The Mexican Market Place
In 2010, I went to Mexico for the first time. I booked a room at La Paloma in Ajijic. Some friends of mine were looking to retire there, and were staying at the same Bed and Breakfast.
I almost didn't book the flight, because I was scared I would be bored. I knew I needed a vacation, but all of my previous vacations have been packed full with attending cultural events, visiting museums, and looking at contemporary art at the local galleries from the, usually, metropolitan cities. But this trip, I was traveling by myself to a very small village in Mexico and I didn't speak any Spanish. The B&B was owned by American's, so I felt like they could at least point me in the right direction. But my fear was that there would be nothing to do, and I would only sit by the pool. I don't like going to the beach. I don't like swimming. And I don't like sitting in the sun. With skin cancer in my family, I generally try to stay out of the sun. What if I just couldn't stand it. A claustrophobic fear came about. I decided to try and conquer that fear.

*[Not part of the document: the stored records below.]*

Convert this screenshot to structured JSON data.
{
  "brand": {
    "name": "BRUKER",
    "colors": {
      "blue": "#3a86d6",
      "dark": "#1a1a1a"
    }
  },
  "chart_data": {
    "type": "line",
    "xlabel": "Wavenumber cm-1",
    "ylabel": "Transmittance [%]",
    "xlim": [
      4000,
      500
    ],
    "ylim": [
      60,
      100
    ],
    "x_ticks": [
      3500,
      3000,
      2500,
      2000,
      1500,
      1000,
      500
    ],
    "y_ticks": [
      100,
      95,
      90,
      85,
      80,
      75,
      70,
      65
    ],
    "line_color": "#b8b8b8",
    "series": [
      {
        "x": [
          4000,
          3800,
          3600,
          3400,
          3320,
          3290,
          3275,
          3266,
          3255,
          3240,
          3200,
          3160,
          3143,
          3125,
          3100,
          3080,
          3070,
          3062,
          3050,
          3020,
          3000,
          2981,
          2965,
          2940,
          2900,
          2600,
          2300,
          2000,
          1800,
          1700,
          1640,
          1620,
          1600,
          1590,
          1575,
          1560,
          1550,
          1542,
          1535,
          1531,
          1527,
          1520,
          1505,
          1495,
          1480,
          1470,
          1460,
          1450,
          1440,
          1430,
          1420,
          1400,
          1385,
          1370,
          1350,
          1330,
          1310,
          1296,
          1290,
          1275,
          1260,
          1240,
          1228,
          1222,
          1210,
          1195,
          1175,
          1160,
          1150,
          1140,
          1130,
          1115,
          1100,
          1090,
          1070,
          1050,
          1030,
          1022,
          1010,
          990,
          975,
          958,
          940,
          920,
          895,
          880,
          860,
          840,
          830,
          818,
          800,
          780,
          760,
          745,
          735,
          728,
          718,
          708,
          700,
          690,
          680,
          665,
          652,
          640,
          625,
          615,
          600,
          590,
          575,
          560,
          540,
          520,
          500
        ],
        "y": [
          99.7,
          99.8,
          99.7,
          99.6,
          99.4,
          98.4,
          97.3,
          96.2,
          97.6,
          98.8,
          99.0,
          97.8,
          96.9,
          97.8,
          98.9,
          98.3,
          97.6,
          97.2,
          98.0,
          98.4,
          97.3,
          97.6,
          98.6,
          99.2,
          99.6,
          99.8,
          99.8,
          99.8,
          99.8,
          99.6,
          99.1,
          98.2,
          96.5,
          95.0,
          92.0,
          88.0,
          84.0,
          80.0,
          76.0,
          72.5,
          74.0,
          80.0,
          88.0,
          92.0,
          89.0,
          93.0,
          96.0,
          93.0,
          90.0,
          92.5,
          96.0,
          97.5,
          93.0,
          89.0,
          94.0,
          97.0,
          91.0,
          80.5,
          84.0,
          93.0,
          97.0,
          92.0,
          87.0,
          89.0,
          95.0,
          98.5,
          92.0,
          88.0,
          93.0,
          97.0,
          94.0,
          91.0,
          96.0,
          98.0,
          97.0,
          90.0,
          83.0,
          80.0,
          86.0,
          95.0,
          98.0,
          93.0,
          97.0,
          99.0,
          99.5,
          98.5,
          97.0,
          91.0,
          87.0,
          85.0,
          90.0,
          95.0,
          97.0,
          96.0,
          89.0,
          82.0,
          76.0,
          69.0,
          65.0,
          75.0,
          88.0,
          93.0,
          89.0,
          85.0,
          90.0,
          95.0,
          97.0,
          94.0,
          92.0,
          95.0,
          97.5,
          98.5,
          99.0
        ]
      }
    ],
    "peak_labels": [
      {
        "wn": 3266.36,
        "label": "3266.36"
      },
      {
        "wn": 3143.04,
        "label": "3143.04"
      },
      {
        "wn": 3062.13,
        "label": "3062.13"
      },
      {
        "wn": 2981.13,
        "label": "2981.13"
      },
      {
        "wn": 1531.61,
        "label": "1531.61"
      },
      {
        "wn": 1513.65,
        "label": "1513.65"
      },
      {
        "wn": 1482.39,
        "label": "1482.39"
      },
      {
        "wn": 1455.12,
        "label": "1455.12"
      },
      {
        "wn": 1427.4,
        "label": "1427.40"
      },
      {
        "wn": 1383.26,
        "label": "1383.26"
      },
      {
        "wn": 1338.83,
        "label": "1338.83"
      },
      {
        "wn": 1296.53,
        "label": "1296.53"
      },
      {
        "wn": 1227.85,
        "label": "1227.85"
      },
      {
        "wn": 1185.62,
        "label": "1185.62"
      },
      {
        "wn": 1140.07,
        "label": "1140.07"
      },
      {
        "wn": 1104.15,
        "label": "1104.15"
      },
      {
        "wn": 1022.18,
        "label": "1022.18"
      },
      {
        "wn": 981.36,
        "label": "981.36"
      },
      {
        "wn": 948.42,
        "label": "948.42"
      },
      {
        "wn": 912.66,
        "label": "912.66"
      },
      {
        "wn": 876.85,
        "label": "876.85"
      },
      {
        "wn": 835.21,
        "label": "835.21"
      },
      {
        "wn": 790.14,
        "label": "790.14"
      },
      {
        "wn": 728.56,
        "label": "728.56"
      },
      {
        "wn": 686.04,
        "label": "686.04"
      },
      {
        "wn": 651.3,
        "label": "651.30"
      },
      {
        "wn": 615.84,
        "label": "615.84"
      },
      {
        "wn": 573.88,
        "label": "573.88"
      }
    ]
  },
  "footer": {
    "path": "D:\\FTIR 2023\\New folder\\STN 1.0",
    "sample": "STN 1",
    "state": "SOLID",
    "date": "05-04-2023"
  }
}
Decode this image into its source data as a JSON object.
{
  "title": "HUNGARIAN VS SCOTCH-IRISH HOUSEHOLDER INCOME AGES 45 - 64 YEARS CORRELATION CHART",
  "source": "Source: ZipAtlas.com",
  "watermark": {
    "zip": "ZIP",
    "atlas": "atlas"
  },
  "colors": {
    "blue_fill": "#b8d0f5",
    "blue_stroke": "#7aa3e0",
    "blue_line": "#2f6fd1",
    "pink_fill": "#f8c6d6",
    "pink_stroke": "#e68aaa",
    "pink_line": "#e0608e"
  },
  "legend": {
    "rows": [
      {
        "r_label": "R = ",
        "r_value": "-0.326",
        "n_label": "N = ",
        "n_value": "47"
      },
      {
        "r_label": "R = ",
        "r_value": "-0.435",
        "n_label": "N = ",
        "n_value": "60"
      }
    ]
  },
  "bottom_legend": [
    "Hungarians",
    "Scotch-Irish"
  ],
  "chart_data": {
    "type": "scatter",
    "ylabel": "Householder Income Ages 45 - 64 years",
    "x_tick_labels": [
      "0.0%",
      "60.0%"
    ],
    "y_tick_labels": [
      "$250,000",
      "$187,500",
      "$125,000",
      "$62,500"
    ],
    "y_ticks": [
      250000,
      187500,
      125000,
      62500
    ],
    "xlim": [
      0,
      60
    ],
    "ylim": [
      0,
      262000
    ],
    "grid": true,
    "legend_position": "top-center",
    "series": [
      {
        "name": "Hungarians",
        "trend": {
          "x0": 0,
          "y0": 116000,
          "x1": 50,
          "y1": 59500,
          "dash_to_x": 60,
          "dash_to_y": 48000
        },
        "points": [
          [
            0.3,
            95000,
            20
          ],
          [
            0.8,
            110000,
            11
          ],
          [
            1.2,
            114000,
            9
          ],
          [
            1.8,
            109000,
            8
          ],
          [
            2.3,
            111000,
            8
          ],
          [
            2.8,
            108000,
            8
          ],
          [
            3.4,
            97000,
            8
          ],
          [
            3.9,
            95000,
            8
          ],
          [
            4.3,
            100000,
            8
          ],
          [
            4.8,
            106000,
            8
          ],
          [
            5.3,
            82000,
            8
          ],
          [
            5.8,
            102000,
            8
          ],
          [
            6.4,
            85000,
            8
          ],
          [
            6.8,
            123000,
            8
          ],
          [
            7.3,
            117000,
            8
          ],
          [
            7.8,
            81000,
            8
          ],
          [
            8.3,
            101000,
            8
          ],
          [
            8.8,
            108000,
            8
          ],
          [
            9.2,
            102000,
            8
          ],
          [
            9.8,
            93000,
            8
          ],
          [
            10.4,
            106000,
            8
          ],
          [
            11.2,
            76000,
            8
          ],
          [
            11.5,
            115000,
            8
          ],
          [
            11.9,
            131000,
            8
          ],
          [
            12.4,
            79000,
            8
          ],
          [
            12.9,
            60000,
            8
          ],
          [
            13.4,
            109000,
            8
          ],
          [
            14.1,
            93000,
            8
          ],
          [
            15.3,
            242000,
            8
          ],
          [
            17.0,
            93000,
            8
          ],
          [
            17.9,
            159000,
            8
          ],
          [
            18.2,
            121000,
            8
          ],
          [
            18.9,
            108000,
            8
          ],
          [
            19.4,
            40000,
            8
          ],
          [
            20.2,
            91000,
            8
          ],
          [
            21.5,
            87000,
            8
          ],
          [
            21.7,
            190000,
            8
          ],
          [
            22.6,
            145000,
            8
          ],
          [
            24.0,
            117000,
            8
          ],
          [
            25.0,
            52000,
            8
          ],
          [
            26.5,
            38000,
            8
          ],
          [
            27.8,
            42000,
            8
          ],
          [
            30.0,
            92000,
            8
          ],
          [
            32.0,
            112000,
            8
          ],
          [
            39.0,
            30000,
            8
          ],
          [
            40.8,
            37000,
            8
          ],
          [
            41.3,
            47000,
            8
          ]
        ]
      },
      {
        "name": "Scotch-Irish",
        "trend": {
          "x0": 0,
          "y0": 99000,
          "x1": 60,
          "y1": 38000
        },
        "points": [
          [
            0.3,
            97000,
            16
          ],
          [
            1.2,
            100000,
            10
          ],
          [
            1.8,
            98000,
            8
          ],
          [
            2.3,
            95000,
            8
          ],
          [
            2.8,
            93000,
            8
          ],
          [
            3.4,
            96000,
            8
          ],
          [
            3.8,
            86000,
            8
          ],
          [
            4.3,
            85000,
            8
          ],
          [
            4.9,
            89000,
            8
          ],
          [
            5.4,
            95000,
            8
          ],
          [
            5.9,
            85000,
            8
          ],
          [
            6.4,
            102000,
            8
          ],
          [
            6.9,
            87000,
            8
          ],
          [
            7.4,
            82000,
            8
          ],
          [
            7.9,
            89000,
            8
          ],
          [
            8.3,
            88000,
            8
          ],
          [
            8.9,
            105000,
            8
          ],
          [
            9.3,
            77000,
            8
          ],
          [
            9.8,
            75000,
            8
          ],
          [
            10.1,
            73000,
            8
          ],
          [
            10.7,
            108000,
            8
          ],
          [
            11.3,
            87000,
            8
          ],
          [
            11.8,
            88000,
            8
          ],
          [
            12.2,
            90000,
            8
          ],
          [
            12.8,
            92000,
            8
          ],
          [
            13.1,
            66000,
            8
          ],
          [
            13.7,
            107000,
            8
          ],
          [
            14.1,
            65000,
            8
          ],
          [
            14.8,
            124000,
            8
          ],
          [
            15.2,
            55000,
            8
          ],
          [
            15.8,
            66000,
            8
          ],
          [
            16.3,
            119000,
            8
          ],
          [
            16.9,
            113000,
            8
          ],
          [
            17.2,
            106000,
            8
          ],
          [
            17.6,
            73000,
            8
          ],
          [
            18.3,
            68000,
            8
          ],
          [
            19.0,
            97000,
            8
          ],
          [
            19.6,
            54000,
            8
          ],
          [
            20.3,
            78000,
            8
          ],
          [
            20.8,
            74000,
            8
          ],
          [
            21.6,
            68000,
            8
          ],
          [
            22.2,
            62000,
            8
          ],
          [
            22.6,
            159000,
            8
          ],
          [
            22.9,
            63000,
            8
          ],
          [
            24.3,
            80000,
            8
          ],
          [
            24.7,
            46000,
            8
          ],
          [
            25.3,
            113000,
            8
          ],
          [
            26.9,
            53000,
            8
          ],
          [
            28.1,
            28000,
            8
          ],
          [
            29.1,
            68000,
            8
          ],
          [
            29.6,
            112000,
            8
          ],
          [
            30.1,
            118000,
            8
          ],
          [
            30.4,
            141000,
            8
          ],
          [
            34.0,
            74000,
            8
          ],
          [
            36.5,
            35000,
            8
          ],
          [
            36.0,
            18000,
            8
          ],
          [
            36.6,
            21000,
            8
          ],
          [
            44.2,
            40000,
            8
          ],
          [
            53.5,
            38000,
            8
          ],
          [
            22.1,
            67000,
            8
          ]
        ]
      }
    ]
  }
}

Early in the trip, Ajijic had a street market full of... everything. Leather goods, clothing, kitchen tools, crafts, dolls, beadwork, jewelry, bed linens, baskets, and many more items filled about half of the market. The other was filled with flowers, vegetables, fruits, nuts, candies, peppers, herbs, honey, fish, chickens, juices, and whatever else people would put in their bodies. The place was packed, and people were there out of necessity to get their needs for the week. I found it to be very inspiring to watch this chaos that had a rhythmic flow.
I decided I wanted to go to other market's in other villages nearby and started a search. Each village had a designated day of the week for the market. I visited the markets of Tlaquepaque, Tonala, Chapala and Guadalajara, which the first two surprised me on how large they were. Street after street after street of crafts, artwork, tools, religious icons, beds, office supplies, cameras, boots, and of course perishables and necessities were everywhere. These market's said a lot about the villages, and I found them to be fascinating.